Configuring DNS Failover

How Edge DNS handles routing and failover — what works today, what doesn't yet, and practical workarounds for high availability.

What DNS failover is

DNS failover means automatically switching users to a backup server when the primary goes down. In an ideal setup, a health check detects failure, DNS stops returning the failed server's IP, and clients resolve to a healthy backup. Users get continuity without manual intervention.

Edge DNS geo-routing

Edge DNS supports geo-routing: routing different users to different servers based on their location. This works today. You can return IP A for users in Europe and IP B for users in the Americas, for example. Useful for multi-region deployments where you want users to hit the nearest origin.

Configure geo-routing in the control panel or via the API. Add A (or AAAA) records with geographic filters and specify which regions resolve to which IPs.

Multiple A records for round-robin

You can add multiple A records for the same hostname. Resolvers typically round-robin between them. This distributes load across several servers but does not provide automatic failover: if one IP is down, clients may still be directed to it. DNS does not remove unhealthy IPs automatically.

Monitoring DNS with Edge metrics

Edge provides DNS metrics: query volume, response times, and resolution data. Use these to monitor DNS health and spot anomalies. They complement application-level monitoring but do not replace health checks for failover logic.

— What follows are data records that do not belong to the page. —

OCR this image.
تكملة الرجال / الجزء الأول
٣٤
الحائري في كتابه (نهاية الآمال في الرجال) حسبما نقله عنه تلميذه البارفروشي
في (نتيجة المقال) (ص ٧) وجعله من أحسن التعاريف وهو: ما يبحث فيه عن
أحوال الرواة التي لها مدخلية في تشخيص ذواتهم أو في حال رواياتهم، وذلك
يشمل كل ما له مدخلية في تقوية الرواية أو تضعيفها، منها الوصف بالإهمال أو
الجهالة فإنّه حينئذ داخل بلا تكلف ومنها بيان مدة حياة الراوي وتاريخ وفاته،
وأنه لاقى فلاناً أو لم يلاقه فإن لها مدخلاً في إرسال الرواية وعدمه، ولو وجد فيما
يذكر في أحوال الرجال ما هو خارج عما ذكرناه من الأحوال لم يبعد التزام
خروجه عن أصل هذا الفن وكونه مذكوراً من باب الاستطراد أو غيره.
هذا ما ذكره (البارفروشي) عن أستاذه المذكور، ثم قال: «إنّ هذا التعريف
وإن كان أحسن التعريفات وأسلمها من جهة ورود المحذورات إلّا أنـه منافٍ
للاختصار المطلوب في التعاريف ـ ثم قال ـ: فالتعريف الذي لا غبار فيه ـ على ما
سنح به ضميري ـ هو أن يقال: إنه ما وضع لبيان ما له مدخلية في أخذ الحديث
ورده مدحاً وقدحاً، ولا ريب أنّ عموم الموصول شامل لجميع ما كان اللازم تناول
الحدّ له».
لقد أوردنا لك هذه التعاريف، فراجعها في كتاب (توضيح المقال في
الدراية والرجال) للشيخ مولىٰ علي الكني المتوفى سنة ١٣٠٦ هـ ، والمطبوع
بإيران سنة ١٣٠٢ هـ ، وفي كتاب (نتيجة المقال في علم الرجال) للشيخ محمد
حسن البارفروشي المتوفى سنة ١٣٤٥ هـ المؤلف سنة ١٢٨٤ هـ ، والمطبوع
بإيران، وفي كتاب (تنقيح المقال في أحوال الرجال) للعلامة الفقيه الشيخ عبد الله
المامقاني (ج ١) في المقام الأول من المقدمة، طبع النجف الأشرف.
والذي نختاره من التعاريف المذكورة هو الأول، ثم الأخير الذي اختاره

Health-check-based failover: not yet implemented

Important: Edge DNS does not yet support health-check-based automatic failover. The system does not detect when a server is down and remove it from DNS responses. If you add multiple A records, they remain in the rotation regardless of server health.

Workarounds:

  • External monitoring + API updates — Use an external monitoring service (e.g. UptimeRobot, Pingdom) to check your endpoints. When a failure is detected, call the Edge API to update DNS records — for example, remove the failed IP or add a CNAME to a backup. Requires automation (a script or Lambda) and API access.
  • CDN as a resilient layer — Put Edge CDN in front of your origin. The CDN caches static content and can fail over to a backup origin if configured. For dynamic content, origin health still matters, but the CDN adds redundancy for cached responses.
  • Manual failover — The control panel and CLI always allow manual record updates. For planned maintenance or known outages, switch records manually. Not automated, but reliable.